No. 07 – Corporations That Sold You the Disease and the Cure
Here is the masterwork. The corporations that make you feel inadequate (via advertising) sell you the products to feel adequate (via shopping), which create the emptiness (via debt and meaninglessness), which drive you back to the advertising, which creates the inadequacy. It is a perpetual motion machine powered entirely by manufactured self-loathing.
And the beautiful, almost artistic part? They also sell you the self-help books about detachment from materialism. And the minimalism podcasts. And the wellness retreats. And the “live simply” throw pillows from Target. The system is so complete it even sells you the escape from the system. Take a bow, capitalism. That’s not greed. That’s genius.

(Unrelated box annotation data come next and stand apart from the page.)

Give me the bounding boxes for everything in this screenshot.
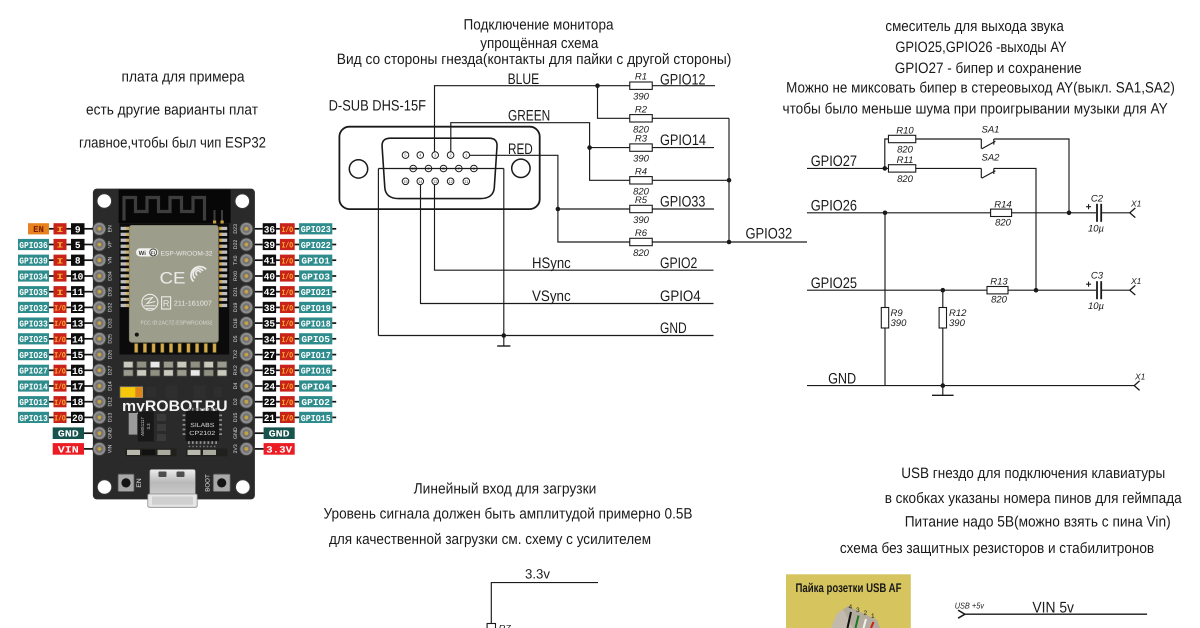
antenna region: [119, 190, 231, 224]
svg-text:упрощённая схема: упрощённая схема: [480, 35, 599, 52]
switch SA2: [981, 168, 995, 178]
svg-text:ESP-WROOM-32: ESP-WROOM-32: [161, 250, 213, 257]
svg-text:GPIO33: GPIO33: [19, 320, 48, 330]
svg-text:25: 25: [264, 366, 276, 377]
svg-text:211-161007: 211-161007: [174, 301, 212, 308]
svg-text:1: 1: [871, 613, 875, 620]
svg-text:D27: D27: [108, 365, 114, 375]
svg-text:GND: GND: [828, 370, 856, 387]
svg-text:D13: D13: [108, 413, 114, 423]
node R4 bus junction: [727, 178, 732, 183]
svg-text:8: 8: [75, 256, 81, 267]
ESP-WROOM-32 module U1: [120, 224, 230, 355]
svg-text:D4: D4: [233, 383, 239, 390]
svg-text:D19: D19: [233, 303, 239, 313]
svg-text:плата для примера: плата для примера: [122, 68, 246, 85]
connector J1 D-SUB DHS-15F outline: [339, 127, 539, 209]
svg-text:R7: R7: [499, 624, 512, 628]
svg-text:18: 18: [72, 397, 84, 408]
svg-text:I/O: I/O: [54, 305, 66, 314]
pin row right GPIO17: [255, 349, 336, 361]
wire R2 to right bus: [652, 117, 729, 119]
wire GND right drop: [503, 169, 505, 336]
svg-text:36: 36: [264, 224, 276, 235]
svg-text:R3: R3: [635, 134, 648, 145]
pin row left GPIO35: [18, 286, 93, 298]
wire RED branch down to R6: [558, 209, 630, 242]
svg-text:I/O: I/O: [282, 352, 294, 361]
svg-text:I/O: I/O: [282, 257, 294, 266]
photo: USB AF soldering: [786, 574, 911, 628]
connector pins row 1 (5,4,3,2,1): [402, 152, 469, 159]
CP2102 USB-UART chip: [183, 408, 222, 448]
svg-text:GPIO23: GPIO23: [301, 225, 331, 235]
wire RED to R5: [558, 208, 630, 210]
svg-text:GPIO39: GPIO39: [19, 257, 48, 267]
node GPIO27 junction: [883, 166, 888, 171]
resistor R12 390 vertical: [942, 290, 944, 385]
svg-text:GPIO2: GPIO2: [301, 398, 330, 408]
wire GPIO25 line: [807, 289, 1096, 291]
pin row left GND: [53, 427, 93, 439]
svg-text:D2: D2: [233, 398, 239, 405]
svg-text:главное,чтобы был чип ESP32: главное,чтобы был чип ESP32: [79, 135, 266, 152]
svg-text:5: 5: [75, 240, 81, 251]
pin row right GPIO18: [255, 318, 336, 330]
svg-text:10µ: 10µ: [1088, 301, 1105, 312]
svg-text:GND: GND: [269, 429, 290, 440]
mounting holes: [97, 194, 250, 495]
wire 3.3v rail: [491, 583, 598, 624]
svg-text:I: I: [57, 257, 64, 266]
svg-text:12: 12: [448, 179, 453, 184]
svg-text:GPIO12: GPIO12: [660, 71, 706, 88]
svg-text:RED: RED: [508, 141, 533, 158]
svg-text:R2: R2: [635, 104, 648, 115]
bottom SMD row: [126, 449, 228, 457]
svg-text:I/O: I/O: [54, 320, 66, 329]
svg-text:820: 820: [897, 174, 914, 185]
svg-text:R6: R6: [635, 228, 648, 239]
wire GND mixer line: [807, 385, 1134, 387]
wire R3 to GPIO14: [652, 147, 714, 149]
svg-text:I/O: I/O: [54, 383, 66, 392]
ground symbol mixer: [942, 386, 944, 396]
svg-text:EN: EN: [108, 225, 114, 232]
svg-text:TX2: TX2: [233, 350, 239, 360]
wire GREEN from pin2: [451, 123, 590, 152]
connector D shell: [382, 138, 497, 198]
wire BLUE to R1: [598, 85, 630, 87]
wire GND left drop: [377, 169, 379, 336]
ground symbol: [503, 336, 505, 347]
svg-text:I: I: [57, 226, 64, 235]
svg-text:9: 9: [75, 224, 81, 235]
svg-text:D5: D5: [233, 335, 239, 342]
svg-text:GPIO25: GPIO25: [19, 335, 48, 345]
svg-text:CP2102: CP2102: [189, 430, 216, 437]
svg-text:I/O: I/O: [282, 242, 294, 251]
svg-text:820: 820: [633, 248, 650, 259]
svg-text:GPIO32: GPIO32: [746, 226, 793, 243]
node RED junction: [556, 207, 561, 212]
svg-text:D14: D14: [108, 381, 114, 391]
svg-text:390: 390: [949, 318, 966, 329]
svg-text:GPIO17: GPIO17: [301, 351, 331, 361]
wire R11 to SA2: [916, 167, 982, 169]
pin row right GPIO22: [255, 239, 336, 251]
svg-text:390: 390: [633, 215, 650, 226]
svg-text:C2: C2: [1091, 193, 1104, 204]
pin row left GPIO26: [18, 349, 93, 361]
wire C3 to X1: [1101, 289, 1130, 291]
svg-text:чтобы было меньше шума при про: чтобы было меньше шума при проигрывании …: [783, 100, 1168, 117]
wire VSync from pin14: [421, 185, 714, 304]
svg-text:GPIO35: GPIO35: [19, 288, 48, 298]
svg-text:GND: GND: [233, 427, 239, 439]
svg-text:24: 24: [264, 382, 276, 393]
svg-text:GPIO16: GPIO16: [301, 367, 331, 377]
svg-text:390: 390: [633, 154, 650, 165]
svg-text:42: 42: [264, 287, 276, 298]
svg-text:GND: GND: [660, 320, 687, 337]
resistor R3 390: [630, 144, 653, 151]
svg-text:38: 38: [264, 303, 276, 314]
svg-text:R5: R5: [635, 195, 648, 206]
svg-text:HSync: HSync: [532, 255, 571, 272]
svg-text:Пайка розетки USB AF: Пайка розетки USB AF: [796, 581, 902, 595]
wire VIN 5v: [965, 613, 1147, 615]
svg-text:R10: R10: [896, 126, 914, 137]
svg-text:3.3: 3.3: [146, 423, 151, 430]
svg-text:15: 15: [403, 179, 408, 184]
svg-text:RX2: RX2: [233, 365, 239, 375]
svg-text:13: 13: [72, 319, 84, 330]
wire R1 to GPIO12: [652, 85, 715, 87]
svg-text:17: 17: [72, 382, 84, 393]
svg-text:820: 820: [995, 217, 1012, 228]
svg-text:GPIO36: GPIO36: [19, 241, 48, 251]
svg-text:RX0: RX0: [233, 271, 239, 281]
wire GREEN to R3: [590, 147, 630, 149]
svg-text:D25: D25: [108, 334, 114, 344]
svg-text:I/O: I/O: [282, 415, 294, 424]
svg-text:D12: D12: [108, 397, 114, 407]
resistor R11 820: [888, 165, 915, 172]
svg-text:820: 820: [897, 145, 914, 156]
svg-text:16: 16: [72, 366, 84, 377]
misc passives: [157, 414, 166, 441]
svg-text:в скобках указаны номера пинов: в скобках указаны номера пинов для геймп…: [885, 490, 1183, 507]
svg-text:I: I: [57, 242, 64, 251]
node C2 junction: [1067, 211, 1072, 216]
svg-text:Вид со стороны гнезда(контакты: Вид со стороны гнезда(контакты для пайки…: [337, 51, 732, 68]
connector X1 pin (C2): [1130, 208, 1136, 218]
pin row right GPIO19: [255, 302, 336, 314]
svg-text:20: 20: [72, 413, 84, 424]
svg-text:I/O: I/O: [54, 352, 66, 361]
pin row right GPIO21: [255, 286, 336, 298]
svg-text:GPIO19: GPIO19: [301, 304, 331, 314]
pin row right GPIO2: [255, 396, 336, 408]
pin row left GPIO36: [18, 239, 93, 251]
svg-text:VSync: VSync: [532, 288, 571, 305]
connector pins row 3 (15,14,13,12,11): [402, 178, 469, 185]
wire GPIO27 line: [807, 167, 888, 169]
svg-text:13: 13: [433, 179, 438, 184]
pin row right GPIO5: [255, 333, 336, 345]
svg-text:I/O: I/O: [54, 399, 66, 408]
svg-text:AMS1117: AMS1117: [140, 417, 145, 436]
svg-text:I/O: I/O: [54, 336, 66, 345]
wire SA2 to C3 node: [994, 168, 1036, 290]
pin row left EN: [28, 223, 93, 235]
svg-text:VIN 5v: VIN 5v: [1032, 599, 1074, 616]
svg-text:VIN: VIN: [58, 444, 79, 455]
svg-text:BLUE: BLUE: [508, 71, 540, 88]
pin row right GPIO23: [255, 223, 336, 235]
svg-text:GPIO27 - бипер и сохранение: GPIO27 - бипер и сохранение: [895, 60, 1082, 77]
svg-text:I/O: I/O: [282, 367, 294, 376]
node R6 bus junction: [727, 240, 732, 245]
pin row right None: [255, 443, 295, 455]
wire HSync from pin13: [435, 185, 714, 270]
svg-text:USB +5v: USB +5v: [955, 600, 985, 610]
svg-text:GPIO25: GPIO25: [811, 275, 857, 292]
svg-text:X1: X1: [1130, 198, 1142, 208]
pin row right GPIO4: [255, 380, 336, 392]
svg-text:11: 11: [72, 287, 84, 298]
svg-text:GPIO33: GPIO33: [660, 194, 705, 211]
wire right bus vertical: [728, 118, 730, 242]
svg-text:820: 820: [991, 295, 1008, 306]
svg-text:22: 22: [264, 397, 276, 408]
svg-text:GPIO3: GPIO3: [301, 272, 330, 282]
resistor R10 820: [888, 135, 915, 142]
svg-text:EN: EN: [33, 225, 44, 235]
svg-text:R14: R14: [994, 199, 1011, 210]
svg-text:I: I: [57, 273, 64, 282]
svg-text:D26: D26: [108, 350, 114, 360]
svg-text:D23: D23: [233, 224, 239, 234]
wire BLUE from pin3: [435, 86, 598, 152]
svg-text:3.3V: 3.3V: [266, 444, 292, 455]
wire R10 to SA1: [916, 138, 982, 140]
node GND junction: [502, 333, 507, 338]
connector screw hole left: [349, 160, 367, 178]
wire C2 to X1: [1101, 212, 1130, 214]
svg-text:Уровень сигнала должен быть ам: Уровень сигнала должен быть амплитудой п…: [324, 506, 693, 523]
connector X1 pin (C3): [1130, 285, 1136, 295]
EN button: [118, 474, 143, 491]
svg-text:CE: CE: [160, 270, 186, 288]
svg-text:R13: R13: [990, 277, 1008, 288]
svg-text:GPIO14: GPIO14: [19, 382, 48, 392]
svg-text:смеситель для выхода звука: смеситель для выхода звука: [885, 18, 1064, 35]
pin row left GPIO39: [18, 255, 93, 267]
svg-text:GPIO13: GPIO13: [19, 414, 48, 424]
svg-text:D15: D15: [233, 413, 239, 423]
wire BLUE branch down to R2: [598, 86, 630, 119]
micro USB connector: [148, 469, 197, 507]
AMS1117 regulator: [129, 412, 154, 442]
svg-text:I/O: I/O: [282, 289, 294, 298]
svg-text:R11: R11: [897, 155, 914, 166]
resistor R4 820: [630, 177, 653, 184]
svg-text:GPIO12: GPIO12: [19, 398, 48, 408]
capacitor C3 10u: [1097, 281, 1101, 299]
wire R5 to GPIO33: [652, 208, 714, 210]
svg-text:для качественной загрузки см.: для качественной загрузки см. схему с ус…: [329, 531, 651, 548]
svg-text:Можно не миксовать бипер в сте: Можно не миксовать бипер в стереовыход A…: [786, 80, 1175, 97]
switch SA1: [981, 139, 995, 149]
resistor R9 390 vertical: [884, 213, 886, 386]
wire SA1 to C2 node: [994, 139, 1069, 213]
svg-text:X1: X1: [1130, 276, 1142, 286]
svg-text:USB гнездо для подключения кла: USB гнездо для подключения клавиатуры: [901, 465, 1165, 482]
svg-text:I/O: I/O: [54, 367, 66, 376]
svg-text:VP: VP: [108, 241, 114, 248]
node GREEN junction: [587, 145, 592, 150]
svg-text:I: I: [57, 289, 64, 298]
svg-text:I/O: I/O: [282, 226, 294, 235]
svg-text:Подключение монитора: Подключение монитора: [464, 17, 615, 34]
svg-text:SA1: SA1: [982, 125, 1000, 136]
svg-text:GPIO4: GPIO4: [660, 288, 701, 305]
svg-text:D34: D34: [108, 271, 114, 281]
pin row right GPIO15: [255, 412, 336, 424]
svg-text:10µ: 10µ: [1088, 224, 1105, 235]
node GPIO26 junction: [883, 211, 888, 216]
pin row left GPIO33: [18, 318, 93, 330]
svg-text:41: 41: [264, 256, 276, 267]
svg-text:D35: D35: [108, 287, 114, 297]
svg-text:есть другие варианты плат: есть другие варианты плат: [86, 101, 258, 118]
svg-text:21: 21: [264, 413, 276, 424]
svg-text:FCC ID:2AC7Z-ESPWROOM32: FCC ID:2AC7Z-ESPWROOM32: [141, 320, 213, 326]
small transistors: [146, 386, 222, 399]
svg-text:GPIO18: GPIO18: [301, 320, 331, 330]
node R12 junction: [941, 288, 946, 293]
pin row right None: [255, 427, 295, 439]
svg-text:GPIO27: GPIO27: [811, 153, 857, 170]
svg-text:I/O: I/O: [282, 320, 294, 329]
svg-text:14: 14: [72, 334, 84, 345]
svg-text:D18: D18: [233, 318, 239, 328]
svg-text:14: 14: [418, 179, 423, 184]
wire GREEN branch down to R4: [590, 148, 630, 181]
capacitor C2 10u: [1097, 204, 1101, 222]
svg-text:I/O: I/O: [282, 336, 294, 345]
board silk pin names: [108, 224, 239, 454]
svg-text:GPIO2: GPIO2: [660, 255, 697, 272]
connector screw hole right: [512, 159, 530, 177]
svg-text:2: 2: [864, 610, 868, 617]
node BLUE junction: [595, 83, 600, 88]
svg-text:D33: D33: [108, 318, 114, 328]
svg-text:35: 35: [264, 319, 276, 330]
pin row left GPIO14: [18, 380, 93, 392]
svg-text:3V3: 3V3: [233, 444, 239, 453]
svg-text:R: R: [163, 298, 170, 308]
svg-text:10: 10: [72, 272, 84, 283]
pin row left GPIO12: [18, 396, 93, 408]
wire GND row2 bus: [378, 168, 503, 170]
svg-text:3.3v: 3.3v: [525, 567, 550, 582]
svg-text:R1: R1: [635, 72, 647, 83]
svg-text:I/O: I/O: [282, 273, 294, 282]
wire R4 to right bus: [652, 179, 729, 181]
connector X1 pin (GND): [1134, 381, 1139, 391]
svg-text:X1: X1: [1134, 371, 1146, 381]
board pin pads: [93, 222, 253, 455]
svg-text:Fi: Fi: [151, 251, 155, 256]
svg-text:SILABS: SILABS: [190, 422, 214, 429]
svg-text:Wi: Wi: [139, 250, 147, 257]
pin row left GPIO34: [18, 270, 93, 282]
pin row left GPIO13: [18, 412, 93, 424]
pin row left GPIO27: [18, 365, 93, 377]
svg-text:I/O: I/O: [282, 399, 294, 408]
svg-text:I/O: I/O: [282, 305, 294, 314]
svg-text:D21: D21: [233, 287, 239, 297]
svg-text:GPIO1: GPIO1: [301, 257, 330, 267]
svg-text:15: 15: [72, 350, 84, 361]
svg-text:GPIO21: GPIO21: [301, 288, 332, 298]
pin row left GPIO32: [18, 302, 93, 314]
svg-text:GPIO26: GPIO26: [811, 197, 857, 214]
SMD component rows: [124, 362, 227, 377]
wire GPIO26 line: [807, 212, 1096, 214]
svg-text:GPIO15: GPIO15: [301, 414, 331, 424]
svg-text:R4: R4: [635, 166, 647, 177]
svg-text:схема без защитных резисторов: схема без защитных резисторов и стабилит…: [840, 540, 1154, 557]
svg-text:34: 34: [264, 334, 276, 345]
wire R10 branch: [885, 139, 888, 168]
svg-text:GPIO32: GPIO32: [19, 304, 48, 314]
svg-text:3: 3: [856, 607, 860, 614]
ESP32 devkit board body: [93, 189, 255, 500]
pin row left VIN: [53, 443, 93, 455]
svg-text:VIN: VIN: [108, 444, 114, 453]
svg-text:GPIO27: GPIO27: [19, 367, 48, 377]
resistor R2 820: [630, 115, 653, 122]
pin row right GPIO1: [255, 255, 336, 267]
pin row right GPIO16: [255, 365, 336, 377]
power LED: [120, 387, 143, 398]
svg-text:I/O: I/O: [282, 383, 294, 392]
svg-text:GPIO22: GPIO22: [301, 241, 331, 251]
pin row right GPIO3: [255, 270, 336, 282]
resistor R6 820: [630, 238, 653, 245]
svg-text:Линейный вход для загрузки: Линейный вход для загрузки: [414, 481, 597, 498]
svg-text:39: 39: [264, 240, 276, 251]
svg-text:GPIO4: GPIO4: [301, 382, 330, 392]
svg-text:C3: C3: [1091, 271, 1104, 282]
resistor R7 (partial): [487, 624, 495, 628]
svg-text:GND: GND: [58, 429, 79, 440]
svg-text:390: 390: [633, 92, 650, 103]
svg-text:GPIO25,GPIO26 -выходы AY: GPIO25,GPIO26 -выходы AY: [895, 39, 1066, 56]
node GND R12 junction: [941, 383, 946, 388]
svg-text:390: 390: [891, 318, 908, 329]
connector pins row 2 (10,9,8,7,6): [410, 165, 477, 172]
svg-text:GPIO26: GPIO26: [19, 351, 48, 361]
resistor R13 820: [987, 287, 1008, 294]
svg-text:D-SUB DHS-15F: D-SUB DHS-15F: [329, 98, 426, 115]
svg-text:GREEN: GREEN: [508, 108, 550, 125]
svg-text:GND: GND: [108, 427, 114, 439]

So. What Do We Actually Want?
Here’s the uncomfortable truth hiding under all the receipts: we know. We’ve always known. Study after study, deathbed after deathbed, nobody ever says “I wish I’d bought more stuff.” They say: more time. More presence. Better conversations. The courage to do less and mean it more. A neighbor whose name you know. A meal that lasted three hours because nobody wanted to leave. Connection. Character. The small, unhurried, completely unpurchasable moments that actually constitute a life.
America is not evil. America is anxious. It was sold a story about what happiness looks like, and it bought that story – hard – with everything it had. The good news is that the best things in life remain stubbornly, defiantly, magnificently free. Go find one. Put down the phone. Step away from the cart. Sit with someone you love and say nothing for a while.
It won’t cost you a thing. Which, in this country, makes it practically revolutionary.